The deploy script is a single command that builds the site, syncs to S3, and invalidates the CloudFront cache.

Matching the brand

This was the part that impressed me the most. I wanted the blog to look like our main website, not like a generic template. So I pointed Claude at the site and asked it to replicate the branding.

It pulled the right color schemes, matched the fonts (DM Sans for body text, DM Mono for code), and styled the layout to feel like part of the same product, all without me having to specify any of those details. I didn’t need to provide a style guide or hex codes, Claude just looked at the site and figured it out, using its Chrome integration.

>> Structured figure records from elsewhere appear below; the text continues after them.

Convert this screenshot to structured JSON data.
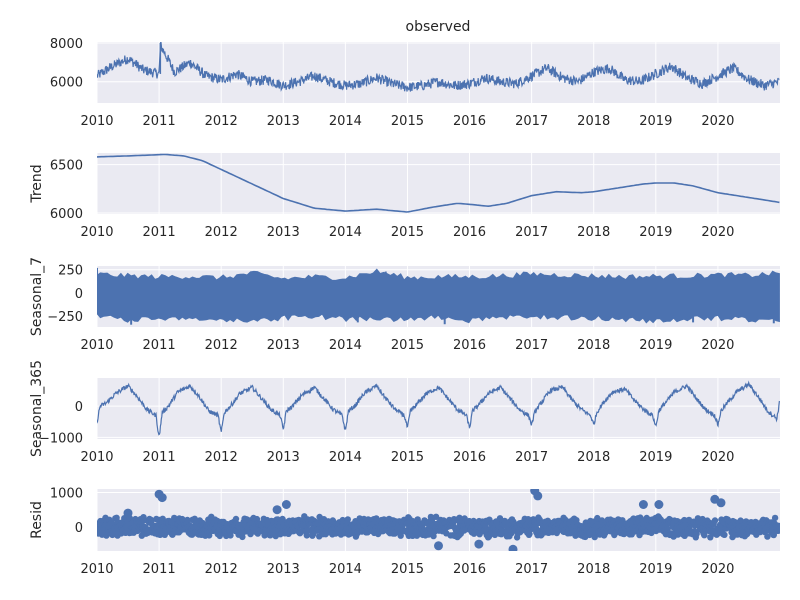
{
  "colors": {
    "line": "#4c72b0",
    "panel_bg": "#eaeaf2",
    "grid": "#ffffff",
    "text": "#262626"
  },
  "chart_data": {
    "type": "line",
    "figure_title": "observed",
    "x_range": [
      "2010-01-01",
      "2020-12-31"
    ],
    "x_ticks": [
      "2010",
      "2011",
      "2012",
      "2013",
      "2014",
      "2015",
      "2016",
      "2017",
      "2018",
      "2019",
      "2020"
    ],
    "grid": true,
    "panels": [
      {
        "key": "observed",
        "ylabel": "",
        "style": "line",
        "ylim": [
          4900,
          8050
        ],
        "yticks": [
          6000,
          8000
        ],
        "ytick_labels": [
          "6000",
          "8000"
        ],
        "x": [
          2010.0,
          2010.25,
          2010.5,
          2010.75,
          2011.0,
          2011.02,
          2011.25,
          2011.5,
          2011.75,
          2012.0,
          2012.25,
          2012.5,
          2012.75,
          2013.0,
          2013.25,
          2013.5,
          2013.75,
          2014.0,
          2014.25,
          2014.5,
          2014.75,
          2015.0,
          2015.25,
          2015.5,
          2015.75,
          2016.0,
          2016.25,
          2016.5,
          2016.75,
          2017.0,
          2017.25,
          2017.5,
          2017.75,
          2018.0,
          2018.25,
          2018.5,
          2018.75,
          2019.0,
          2019.25,
          2019.5,
          2019.75,
          2020.0,
          2020.25,
          2020.5,
          2020.75,
          2020.99
        ],
        "y": [
          6300,
          6800,
          7200,
          6600,
          6400,
          7900,
          6500,
          7000,
          6300,
          6100,
          6400,
          6000,
          6100,
          5800,
          6000,
          6300,
          6000,
          5800,
          5900,
          6200,
          5900,
          5700,
          5800,
          6000,
          5800,
          5900,
          6200,
          6000,
          5900,
          6300,
          6700,
          6200,
          6000,
          6500,
          6700,
          6100,
          6000,
          6400,
          6800,
          6200,
          5900,
          6300,
          6700,
          6100,
          5800,
          6000
        ],
        "noise": 260
      },
      {
        "key": "trend",
        "ylabel": "Trend",
        "style": "line",
        "ylim": [
          5990,
          6620
        ],
        "yticks": [
          6000,
          6500
        ],
        "ytick_labels": [
          "6000",
          "6500"
        ],
        "x": [
          2010.0,
          2010.5,
          2010.9,
          2011.1,
          2011.4,
          2011.7,
          2012.0,
          2012.5,
          2013.0,
          2013.5,
          2014.0,
          2014.5,
          2015.0,
          2015.4,
          2015.8,
          2016.0,
          2016.3,
          2016.6,
          2017.0,
          2017.4,
          2017.8,
          2018.0,
          2018.4,
          2018.8,
          2019.0,
          2019.3,
          2019.6,
          2020.0,
          2020.4,
          2020.8,
          2020.99
        ],
        "y": [
          6580,
          6590,
          6600,
          6605,
          6590,
          6540,
          6450,
          6300,
          6150,
          6050,
          6020,
          6040,
          6010,
          6060,
          6100,
          6090,
          6070,
          6100,
          6180,
          6220,
          6210,
          6220,
          6260,
          6300,
          6310,
          6310,
          6280,
          6210,
          6170,
          6130,
          6110
        ],
        "noise": 0
      },
      {
        "key": "seasonal_7",
        "ylabel": "Seasonal_7",
        "style": "band",
        "ylim": [
          -370,
          290
        ],
        "yticks": [
          -250,
          0,
          250
        ],
        "ytick_labels": [
          "−250",
          "0",
          "250"
        ],
        "x": [
          2010.0,
          2010.5,
          2011.0,
          2011.5,
          2012.0,
          2012.5,
          2013.0,
          2013.5,
          2014.0,
          2014.5,
          2015.0,
          2015.5,
          2016.0,
          2016.5,
          2017.0,
          2017.5,
          2018.0,
          2018.5,
          2019.0,
          2019.5,
          2020.0,
          2020.5,
          2020.99
        ],
        "upper": [
          200,
          180,
          170,
          175,
          160,
          210,
          150,
          170,
          160,
          230,
          160,
          170,
          170,
          180,
          200,
          190,
          180,
          170,
          175,
          180,
          190,
          185,
          210
        ],
        "lower": [
          -250,
          -300,
          -270,
          -260,
          -300,
          -290,
          -270,
          -250,
          -280,
          -270,
          -290,
          -260,
          -300,
          -270,
          -250,
          -260,
          -270,
          -290,
          -300,
          -280,
          -270,
          -290,
          -300
        ],
        "spikes_up": [
          [
            2010.0,
            270
          ],
          [
            2014.65,
            230
          ],
          [
            2012.6,
            220
          ]
        ],
        "spikes_down": [
          [
            2010.55,
            -345
          ],
          [
            2014.2,
            -320
          ],
          [
            2015.6,
            -340
          ],
          [
            2020.9,
            -330
          ],
          [
            2019.6,
            -320
          ]
        ]
      },
      {
        "key": "seasonal_365",
        "ylabel": "Seasonal_365",
        "style": "line",
        "ylim": [
          -1050,
          900
        ],
        "yticks": [
          -1000,
          0
        ],
        "ytick_labels": [
          "−1000",
          "0"
        ],
        "x": [
          2010.0,
          2010.05,
          2010.15,
          2010.3,
          2010.5,
          2010.65,
          2010.8,
          2010.95,
          2011.0,
          2011.05,
          2011.15,
          2011.3,
          2011.5,
          2011.65,
          2011.8,
          2011.95,
          2012.0,
          2012.05,
          2012.15,
          2012.3,
          2012.5,
          2012.65,
          2012.8,
          2012.95,
          2013.0,
          2013.05,
          2013.15,
          2013.3,
          2013.5,
          2013.65,
          2013.8,
          2013.95,
          2014.0,
          2014.05,
          2014.15,
          2014.3,
          2014.5,
          2014.65,
          2014.8,
          2014.95,
          2015.0,
          2015.05,
          2015.15,
          2015.3,
          2015.5,
          2015.65,
          2015.8,
          2015.95,
          2016.0,
          2016.05,
          2016.15,
          2016.3,
          2016.5,
          2016.65,
          2016.8,
          2016.95,
          2017.0,
          2017.05,
          2017.15,
          2017.3,
          2017.5,
          2017.65,
          2017.8,
          2017.95,
          2018.0,
          2018.05,
          2018.15,
          2018.3,
          2018.5,
          2018.65,
          2018.8,
          2018.95,
          2019.0,
          2019.05,
          2019.15,
          2019.3,
          2019.5,
          2019.65,
          2019.8,
          2019.95,
          2020.0,
          2020.05,
          2020.15,
          2020.3,
          2020.5,
          2020.65,
          2020.8,
          2020.95,
          2020.99
        ],
        "y": [
          -500,
          0,
          100,
          400,
          650,
          300,
          -100,
          -300,
          -1000,
          -200,
          0,
          450,
          650,
          300,
          -150,
          -300,
          -850,
          -200,
          0,
          400,
          600,
          250,
          -100,
          -300,
          -750,
          -150,
          0,
          350,
          600,
          250,
          -100,
          -300,
          -800,
          -150,
          0,
          400,
          650,
          250,
          -100,
          -300,
          -700,
          -150,
          50,
          400,
          600,
          250,
          -100,
          -300,
          -700,
          -150,
          50,
          400,
          600,
          250,
          -100,
          -300,
          -600,
          -200,
          100,
          500,
          600,
          200,
          -100,
          -300,
          -600,
          -200,
          100,
          450,
          550,
          200,
          -100,
          -300,
          -650,
          -150,
          100,
          450,
          650,
          250,
          -100,
          -300,
          -600,
          -150,
          100,
          450,
          700,
          300,
          -150,
          -400,
          100
        ],
        "noise": 70
      },
      {
        "key": "resid",
        "ylabel": "Resid",
        "style": "resid",
        "ylim": [
          -700,
          1100
        ],
        "yticks": [
          0,
          1000
        ],
        "ytick_labels": [
          "0",
          "1000"
        ],
        "outliers": [
          [
            2011.0,
            950
          ],
          [
            2011.05,
            850
          ],
          [
            2017.05,
            1050
          ],
          [
            2017.1,
            900
          ],
          [
            2018.8,
            650
          ],
          [
            2019.05,
            650
          ],
          [
            2019.95,
            800
          ],
          [
            2020.05,
            700
          ],
          [
            2013.05,
            650
          ],
          [
            2015.5,
            -550
          ],
          [
            2016.7,
            -650
          ],
          [
            2010.5,
            400
          ],
          [
            2012.9,
            500
          ],
          [
            2016.15,
            -500
          ]
        ]
      }
    ]
  }
}
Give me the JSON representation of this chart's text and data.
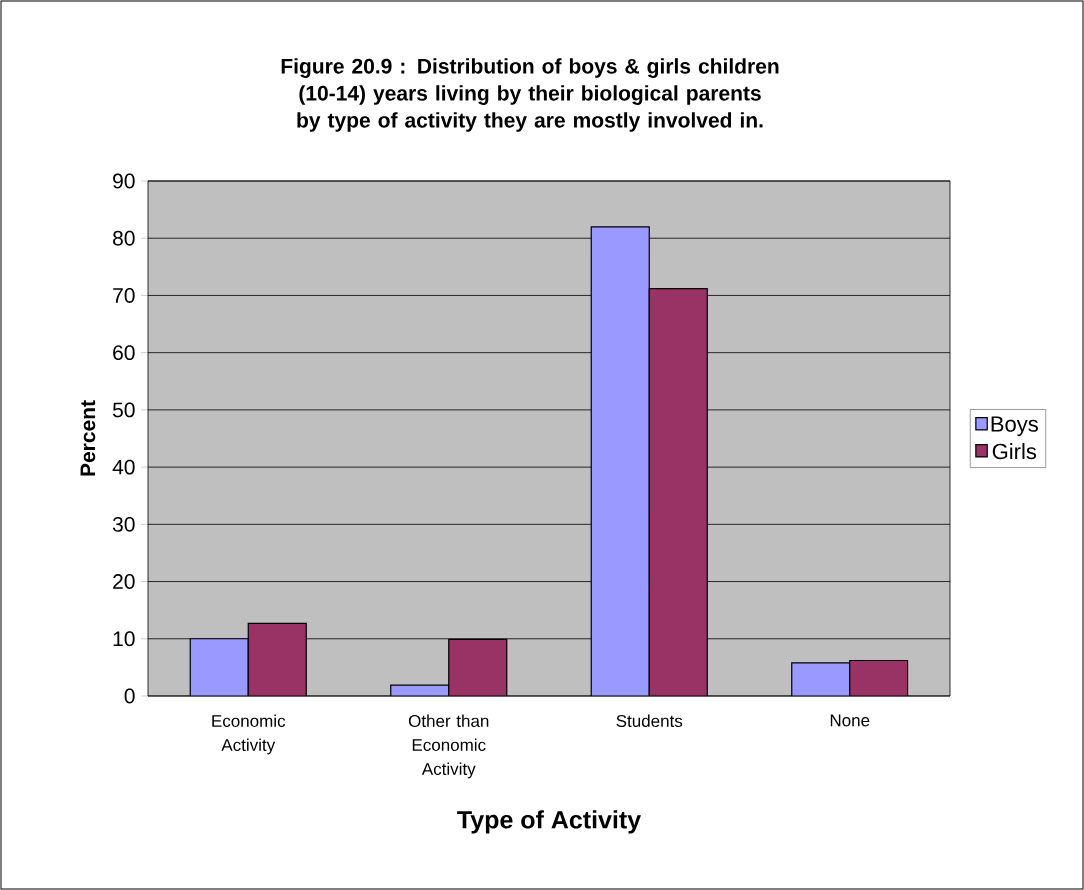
{
  "chart_data": {
    "type": "bar",
    "title": "Figure 20.9  : Distribution of boys & girls children (10-14) years living by their biological parents by type of activity they are mostly involved in.",
    "xlabel": "Type of Activity",
    "ylabel": "Percent",
    "categories": [
      "Economic Activity",
      "Other than Economic Activity",
      "Students",
      "None"
    ],
    "series": [
      {
        "name": "Boys",
        "color": "#9999ff",
        "values": [
          10.0,
          1.9,
          82.0,
          5.8
        ]
      },
      {
        "name": "Girls",
        "color": "#993366",
        "values": [
          12.7,
          9.9,
          71.2,
          6.2
        ]
      }
    ],
    "ylim": [
      0,
      90
    ],
    "yticks": [
      0,
      10,
      20,
      30,
      40,
      50,
      60,
      70,
      80,
      90
    ],
    "grid": "y",
    "legend": "right"
  }
}
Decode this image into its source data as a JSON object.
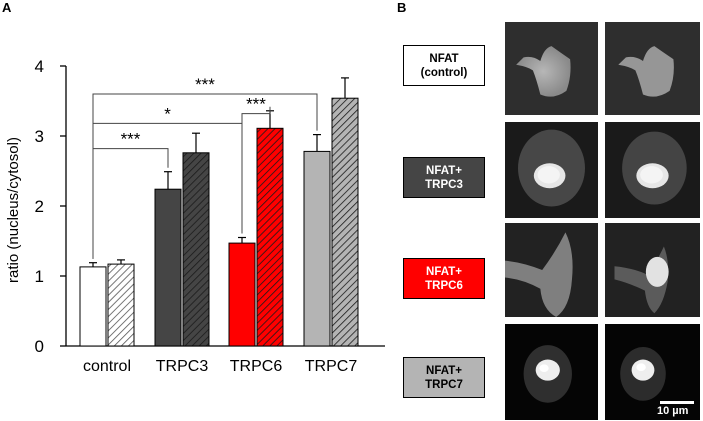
{
  "panel_a": {
    "letter": "A"
  },
  "panel_b": {
    "letter": "B",
    "conditions": [
      {
        "label": "NFAT\n(control)",
        "bg": "#ffffff",
        "fg": "#000000"
      },
      {
        "label": "NFAT+\nTRPC3",
        "bg": "#454545",
        "fg": "#ffffff"
      },
      {
        "label": "NFAT+\nTRPC6",
        "bg": "#ff0000",
        "fg": "#ffffff"
      },
      {
        "label": "NFAT+\nTRPC7",
        "bg": "#b4b4b4",
        "fg": "#000000"
      }
    ],
    "scale_bar_label": "10 µm"
  },
  "chart_data": {
    "type": "bar",
    "title": "",
    "xlabel": "",
    "ylabel": "ratio (nucleus/cytosol)",
    "ylim": [
      0,
      4
    ],
    "yticks": [
      0,
      1,
      2,
      3,
      4
    ],
    "grid": false,
    "categories": [
      "control",
      "TRPC3",
      "TRPC6",
      "TRPC7"
    ],
    "colors": [
      "#ffffff",
      "#454545",
      "#ff0000",
      "#b4b4b4"
    ],
    "series": [
      {
        "pattern": "solid",
        "values": [
          1.13,
          2.24,
          1.47,
          2.78
        ],
        "errors": [
          0.06,
          0.25,
          0.08,
          0.24
        ]
      },
      {
        "pattern": "hatched",
        "values": [
          1.17,
          2.76,
          3.11,
          3.54
        ],
        "errors": [
          0.06,
          0.28,
          0.25,
          0.29
        ]
      }
    ],
    "significance": [
      {
        "from": [
          0,
          0
        ],
        "to": [
          1,
          0
        ],
        "y": 2.82,
        "label": "***"
      },
      {
        "from": [
          0,
          0
        ],
        "to": [
          2,
          0
        ],
        "y": 3.18,
        "label": "*"
      },
      {
        "from": [
          2,
          0
        ],
        "to": [
          2,
          1
        ],
        "y": 3.32,
        "label": "***"
      },
      {
        "from": [
          0,
          0
        ],
        "to": [
          3,
          0
        ],
        "y": 3.6,
        "label": "***"
      }
    ]
  }
}
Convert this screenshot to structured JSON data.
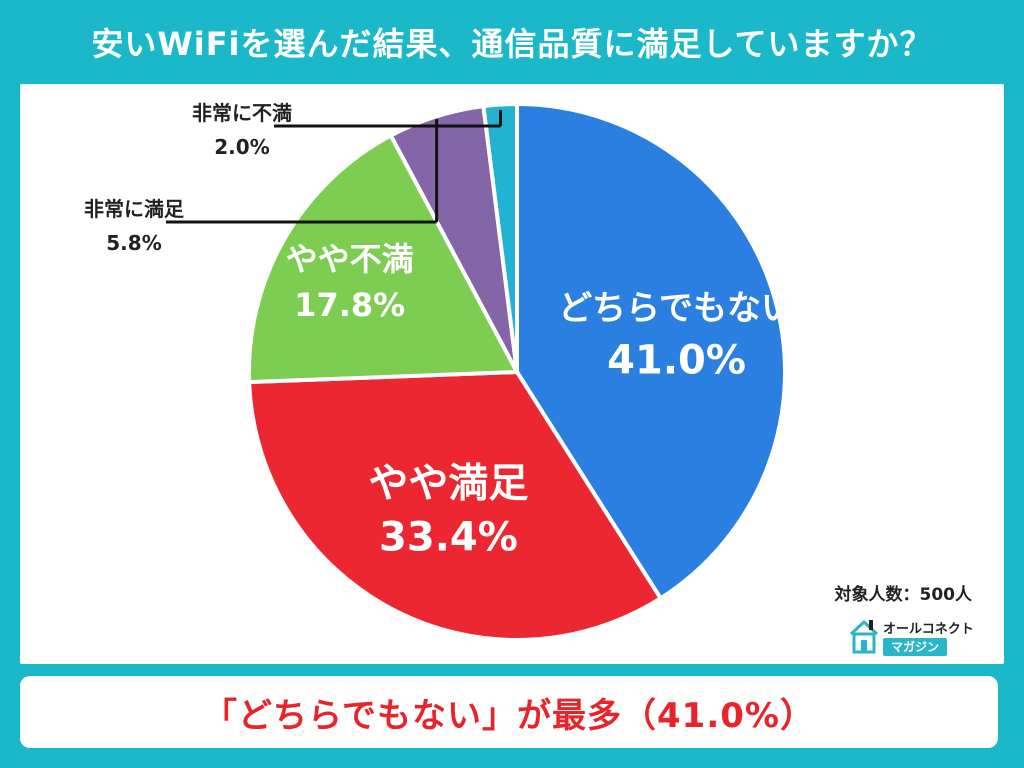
{
  "title": "安いWiFiを選んだ結果、通信品質に満足していますか？",
  "sample_size_text": "対象人数：500人",
  "logo": {
    "top_text": "オールコネクト",
    "bottom_text": "マガジン"
  },
  "conclusion_text": "「どちらでもない」が最多（41.0%）",
  "chart_data": {
    "type": "pie",
    "title": "安いWiFiを選んだ結果、通信品質に満足していますか？",
    "start": "12 o'clock",
    "direction": "clockwise",
    "slices": [
      {
        "label": "どちらでもない",
        "value": 41.0,
        "value_text": "41.0%",
        "color": "#2a7fe0",
        "label_placement": "inside"
      },
      {
        "label": "やや満足",
        "value": 33.4,
        "value_text": "33.4%",
        "color": "#ec2732",
        "label_placement": "inside"
      },
      {
        "label": "やや不満",
        "value": 17.8,
        "value_text": "17.8%",
        "color": "#7ccd52",
        "label_placement": "inside"
      },
      {
        "label": "非常に満足",
        "value": 5.8,
        "value_text": "5.8%",
        "color": "#8465a8",
        "label_placement": "outside"
      },
      {
        "label": "非常に不満",
        "value": 2.0,
        "value_text": "2.0%",
        "color": "#22b3d3",
        "label_placement": "outside"
      }
    ]
  }
}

The whole thing only took a few minutes.

Why this matters

Setting up a polished, branded engineering blog used to be a multi-hour side project. Pick a framework, figure out how it works, fiddle with CSS until the colors match, configure deployment. It’s the kind of task that lives on your to-do list for months because it’s never urgent enough to prioritize.

With Claude Code, it was 20 minutes.

If you’re sitting on technical content that doesn’t have a home yet, just start. The setup cost is basically zero now.

Slack message from a teammate: wow we have an engineering blog now?!